La situation économique et la question sociale
La Tunisie est-elle un pays de misère ? Elle ne l’est certainement pas pour tout le monde. Quelques mois avant sa chute, Ben Ali avait été invité en grande pompe à Paris. Et le président Sarkozy s’était félicité des progrès de l’économie tunisienne et même des avancées du régime…. vers la liberté et la démocratie !
Il est vrai que bien des investisseurs étrangers, fermant leurs entreprises dans leur pays d’origine, s’étaient installés en Tunisie. Les salaires des ouvriers restaient misérables, permettant à peine aux familles de se nourrir (1). Le syndicat UGTT était rassurant car corrompu. Un vrai pays de cocagne…quand on a de l’argent.
Une ancienne ministre des affaires étrangères, par exemple, dont la famille, comme beaucoup de Français nantis ayant des intérêts dans le pays, était sans doute elle aussi attachée à cet état des choses…
Dans la révolte qui surgit, à la question sociale s’est trouvée reliée tout naturellement la question de la Liberté, la volonté d’une démocratie à construire.
Une voie tracée… vers l’impasse.
A peine le peuple tunisien en lutte, avait-il fait, de façon conséquente, reculer le pouvoir et ses sbires, qu’on vit surgir de toute part, comme en Egypte, toute une série de « sauveurs suprêmes » qui venaient, « modestement » se mettre « au service de la population ». Il en était de prestigieux et de courageux.
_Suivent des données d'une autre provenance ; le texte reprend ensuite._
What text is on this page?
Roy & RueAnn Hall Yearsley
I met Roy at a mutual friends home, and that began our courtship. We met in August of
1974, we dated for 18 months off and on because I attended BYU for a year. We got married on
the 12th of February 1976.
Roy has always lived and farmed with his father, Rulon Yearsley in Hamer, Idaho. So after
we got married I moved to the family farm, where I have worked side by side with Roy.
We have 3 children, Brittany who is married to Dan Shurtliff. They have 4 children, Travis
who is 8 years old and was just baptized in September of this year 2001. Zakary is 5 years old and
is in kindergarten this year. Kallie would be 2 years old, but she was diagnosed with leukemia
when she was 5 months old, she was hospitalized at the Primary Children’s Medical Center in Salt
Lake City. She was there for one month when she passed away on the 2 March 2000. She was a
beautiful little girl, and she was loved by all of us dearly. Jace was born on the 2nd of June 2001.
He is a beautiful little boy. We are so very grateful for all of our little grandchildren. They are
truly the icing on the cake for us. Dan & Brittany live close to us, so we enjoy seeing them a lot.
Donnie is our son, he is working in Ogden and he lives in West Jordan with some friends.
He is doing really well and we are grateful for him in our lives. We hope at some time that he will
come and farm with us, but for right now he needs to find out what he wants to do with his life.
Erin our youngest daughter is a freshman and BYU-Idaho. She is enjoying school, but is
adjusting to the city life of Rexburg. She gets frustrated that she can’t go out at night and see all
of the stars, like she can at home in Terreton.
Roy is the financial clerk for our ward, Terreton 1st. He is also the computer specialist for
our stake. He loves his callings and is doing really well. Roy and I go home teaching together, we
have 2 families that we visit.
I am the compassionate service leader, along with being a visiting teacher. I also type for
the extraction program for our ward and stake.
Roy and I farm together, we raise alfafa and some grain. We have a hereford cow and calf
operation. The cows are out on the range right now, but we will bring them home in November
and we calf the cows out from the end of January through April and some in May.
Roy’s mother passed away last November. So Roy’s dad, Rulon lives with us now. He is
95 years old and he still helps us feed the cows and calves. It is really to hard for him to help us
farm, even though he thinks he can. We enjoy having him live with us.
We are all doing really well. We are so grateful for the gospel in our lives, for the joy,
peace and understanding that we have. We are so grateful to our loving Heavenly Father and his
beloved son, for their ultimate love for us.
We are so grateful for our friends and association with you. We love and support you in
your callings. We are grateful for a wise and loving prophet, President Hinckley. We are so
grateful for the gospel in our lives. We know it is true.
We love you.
Torturés, emprisonnés, exilés, ils se voulaient d’une probité exemplaire, pleins de bonnes intentions pour exercer le pouvoir et faire le bien du Peuple.
Mais, comme en Egypte, préoccupé par leur lutte, par la défense de leurs intérêts et leurs passions, les insurgés qui avaient payé de leur sang leurs acquis de Liberté, s’en désintéressaient.
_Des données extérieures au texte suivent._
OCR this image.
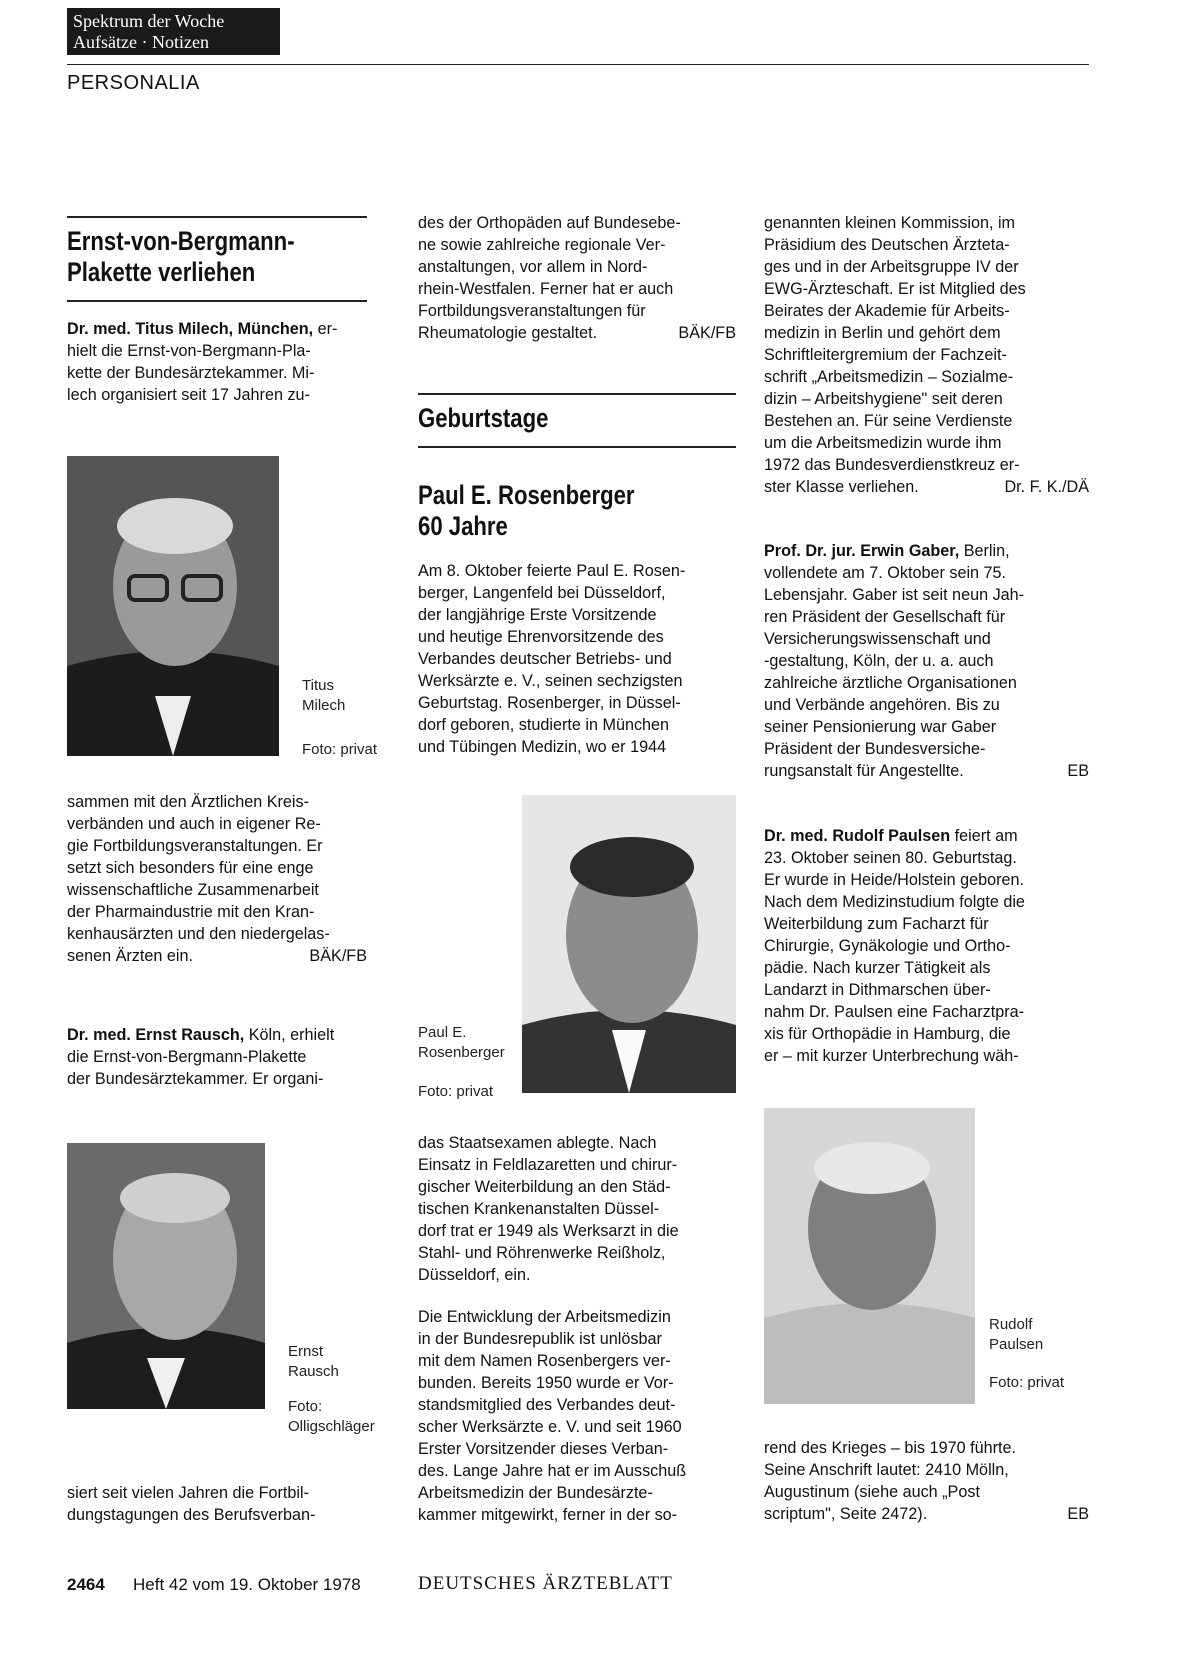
Spektrum der Woche
Aufsätze · Notizen
PERSONALIA
Ernst-von-Bergmann-
Plakette verliehen

Dr. med. Titus Milech, München, er-

hielt die Ernst-von-Bergmann-Pla-

kette der Bundesärztekammer. Mi-

lech organisiert seit 17 Jahren zu-

Titus
Milech
Foto: privat

sammen mit den Ärztlichen Kreis-

verbänden und auch in eigener Re-

gie Fortbildungsveranstaltungen. Er

setzt sich besonders für eine enge

wissenschaftliche Zusammenarbeit

der Pharmaindustrie mit den Kran-

kenhausärzten und den niedergelas-

senen Ärzten ein.	BÄK/FB

Dr. med. Ernst Rausch, Köln, erhielt

die Ernst-von-Bergmann-Plakette

der Bundesärztekammer. Er organi-

Ernst
Rausch
Foto:
Olligschläger

siert seit vielen Jahren die Fortbil-

dungstagungen des Berufsverban-

des der Orthopäden auf Bundesebe-

ne sowie zahlreiche regionale Ver-

anstaltungen, vor allem in Nord-

rhein-Westfalen. Ferner hat er auch

Fortbildungsveranstaltungen für

Rheumatologie gestaltet.	BÄK/FB

Geburtstage
Paul E. Rosenberger
60 Jahre

Am 8. Oktober feierte Paul E. Rosen-

berger, Langenfeld bei Düsseldorf,

der langjährige Erste Vorsitzende

und heutige Ehrenvorsitzende des

Verbandes deutscher Betriebs- und

Werksärzte e. V., seinen sechzigsten

Geburtstag. Rosenberger, in Düssel-

dorf geboren, studierte in München

und Tübingen Medizin, wo er 1944

Paul E.
Rosenberger
Foto: privat

das Staatsexamen ablegte. Nach

Einsatz in Feldlazaretten und chirur-

gischer Weiterbildung an den Städ-

tischen Krankenanstalten Düssel-

dorf trat er 1949 als Werksarzt in die

Stahl- und Röhrenwerke Reißholz,

Düsseldorf, ein.

Die Entwicklung der Arbeitsmedizin

in der Bundesrepublik ist unlösbar

mit dem Namen Rosenbergers ver-

bunden. Bereits 1950 wurde er Vor-

standsmitglied des Verbandes deut-

scher Werksärzte e. V. und seit 1960

Erster Vorsitzender dieses Verban-

des. Lange Jahre hat er im Ausschuß

Arbeitsmedizin der Bundesärzte-

kammer mitgewirkt, ferner in der so-

genannten kleinen Kommission, im

Präsidium des Deutschen Ärzteta-

ges und in der Arbeitsgruppe IV der

EWG-Ärzteschaft. Er ist Mitglied des

Beirates der Akademie für Arbeits-

medizin in Berlin und gehört dem

Schriftleitergremium der Fachzeit-

schrift „Arbeitsmedizin – Sozialme-

dizin – Arbeitshygiene" seit deren

Bestehen an. Für seine Verdienste

um die Arbeitsmedizin wurde ihm

1972 das Bundesverdienstkreuz er-

ster Klasse verliehen.	Dr. F. K./DÄ

Prof. Dr. jur. Erwin Gaber, Berlin,

vollendete am 7. Oktober sein 75.

Lebensjahr. Gaber ist seit neun Jah-

ren Präsident der Gesellschaft für

Versicherungswissenschaft und

-gestaltung, Köln, der u. a. auch

zahlreiche ärztliche Organisationen

und Verbände angehören. Bis zu

seiner Pensionierung war Gaber

Präsident der Bundesversiche-

rungsanstalt für Angestellte.	EB

Dr. med. Rudolf Paulsen feiert am

23. Oktober seinen 80. Geburtstag.

Er wurde in Heide/Holstein geboren.

Nach dem Medizinstudium folgte die

Weiterbildung zum Facharzt für

Chirurgie, Gynäkologie und Ortho-

pädie. Nach kurzer Tätigkeit als

Landarzt in Dithmarschen über-

nahm Dr. Paulsen eine Facharztpra-

xis für Orthopädie in Hamburg, die

er – mit kurzer Unterbrechung wäh-

Rudolf
Paulsen
Foto: privat

rend des Krieges – bis 1970 führte.

Seine Anschrift lautet: 2410 Mölln,

Augustinum (siehe auch „Post

scriptum", Seite 2472).	EB

2464 Heft 42 vom 19. Oktober 1978	DEUTSCHES ÄRZTEBLATT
Et comme toujours les conseils ne manquèrent pas, issus de ces opposants lettrés revenus de l’étranger, passant au devant de la scène car sur médiatisés par la presse internationale.. Il fallait à présent être raisonnable, se méfier des extrémistes, et se diriger sagement vers la Démocratie, entendez par là la démocratie bourgeoise parlementaire, « la-seule-la-vraie ».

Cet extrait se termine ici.